A lease A is a subset of lease B if every capability/pattern in A is covered by B:

import { isLeaseSubset } from "@agentruntimecontrolprotocol/sdk";

const parent = {
  "net.fetch": ["https://api.example.com/**"],
  "tool.call": ["web.*"],
};
const child = {
  "net.fetch": ["https://api.example.com/v1/**"],
  "tool.call": ["web.search"],
};

isLeaseSubset(child, parent); // true
isLeaseSubset(parent, child); // false (parent has web.* not in child)

assertLeaseSubset(child, parent) throws LeaseSubsetViolationError on mismatch — useful from custom auth policies.

Expiration (v1.1, §9.5)

leaseConstraints can carry an expires_at ISO timestamp:

await client.submit({
  agent: "fetcher",
  input: {},
  lease: { "net.fetch": ["https://**"] },
  leaseConstraints: {
    expires_at: new Date(Date.now() + 60_000).toISOString(),
  },
});

Once expired, tool_call and other lease-gated operations return LeaseExpiredError. The job continues running — agent decides whether to abort.

Budgets (v1.1, §9.6)

Budgets live inside the lease under the cost.budget capability. Each entry is a currency:decimal string; when multiple entries share a currency, amounts sum:

await client.submit({
  agent: "research",
  input: {},
  lease: {
    "net.fetch": ["https://**"],
    "cost.budget": ["USD:2.00", "tokens:100000"],
  },
});

Agents drive consumption via ctx.metric({ name, value, unit }) — when name starts with cost. and unit matches a budgeted currency, the runtime decrements the counter. Exhaustion throws BudgetExhaustedError from the next lease-gated operation.
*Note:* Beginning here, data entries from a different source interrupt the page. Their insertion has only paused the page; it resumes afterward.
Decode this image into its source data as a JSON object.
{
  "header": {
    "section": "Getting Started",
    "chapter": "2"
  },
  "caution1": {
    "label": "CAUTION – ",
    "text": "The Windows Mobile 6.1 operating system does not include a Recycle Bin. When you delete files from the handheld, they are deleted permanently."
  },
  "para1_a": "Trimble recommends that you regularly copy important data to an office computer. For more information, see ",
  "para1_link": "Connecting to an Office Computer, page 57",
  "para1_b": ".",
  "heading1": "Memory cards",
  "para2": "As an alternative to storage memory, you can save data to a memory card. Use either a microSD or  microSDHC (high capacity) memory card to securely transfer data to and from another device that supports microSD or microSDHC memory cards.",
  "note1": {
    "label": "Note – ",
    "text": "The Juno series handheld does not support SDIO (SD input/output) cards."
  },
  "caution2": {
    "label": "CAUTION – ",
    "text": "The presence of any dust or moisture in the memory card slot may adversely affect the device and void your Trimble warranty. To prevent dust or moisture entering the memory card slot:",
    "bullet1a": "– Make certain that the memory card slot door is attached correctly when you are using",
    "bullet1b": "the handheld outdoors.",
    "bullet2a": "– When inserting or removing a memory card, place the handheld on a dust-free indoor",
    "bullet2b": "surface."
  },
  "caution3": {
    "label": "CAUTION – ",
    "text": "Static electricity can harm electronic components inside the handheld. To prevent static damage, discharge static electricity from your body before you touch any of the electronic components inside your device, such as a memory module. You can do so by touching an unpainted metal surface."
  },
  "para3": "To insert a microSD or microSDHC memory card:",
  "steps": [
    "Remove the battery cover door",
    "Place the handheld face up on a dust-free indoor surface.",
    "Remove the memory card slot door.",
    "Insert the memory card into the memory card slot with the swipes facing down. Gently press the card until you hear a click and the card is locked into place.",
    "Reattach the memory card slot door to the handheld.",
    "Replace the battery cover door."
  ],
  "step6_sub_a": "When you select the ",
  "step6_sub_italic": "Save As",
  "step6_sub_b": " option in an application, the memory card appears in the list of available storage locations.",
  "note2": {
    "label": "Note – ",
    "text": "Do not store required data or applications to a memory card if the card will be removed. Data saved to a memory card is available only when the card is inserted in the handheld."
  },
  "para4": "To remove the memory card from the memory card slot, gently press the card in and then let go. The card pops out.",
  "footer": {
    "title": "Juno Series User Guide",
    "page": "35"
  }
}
The runtime also emits a metric event with name cost.budget.remaining when consumption crosses 5% deltas (debounced).

Model Use (v1.1, §9.7)

model.use narrows which upstream model ids the job may invoke:

const handle = await client.submit({
  agent: "research",
  input: {},
  lease: {
    "model.use": ["gpt-4*", "claude-3-5-*"],
    "cost.budget": ["USD:2.00"],
  },
});

The runtime treats model ids like other lease targets: * and ** are glob wildcards, matching is anchored, and delegation may only narrow the model set. For example, a child with model.use: ["gpt-4o-mini"] is a subset of a parent with ["gpt-4*"]; a child with ["**"] is not.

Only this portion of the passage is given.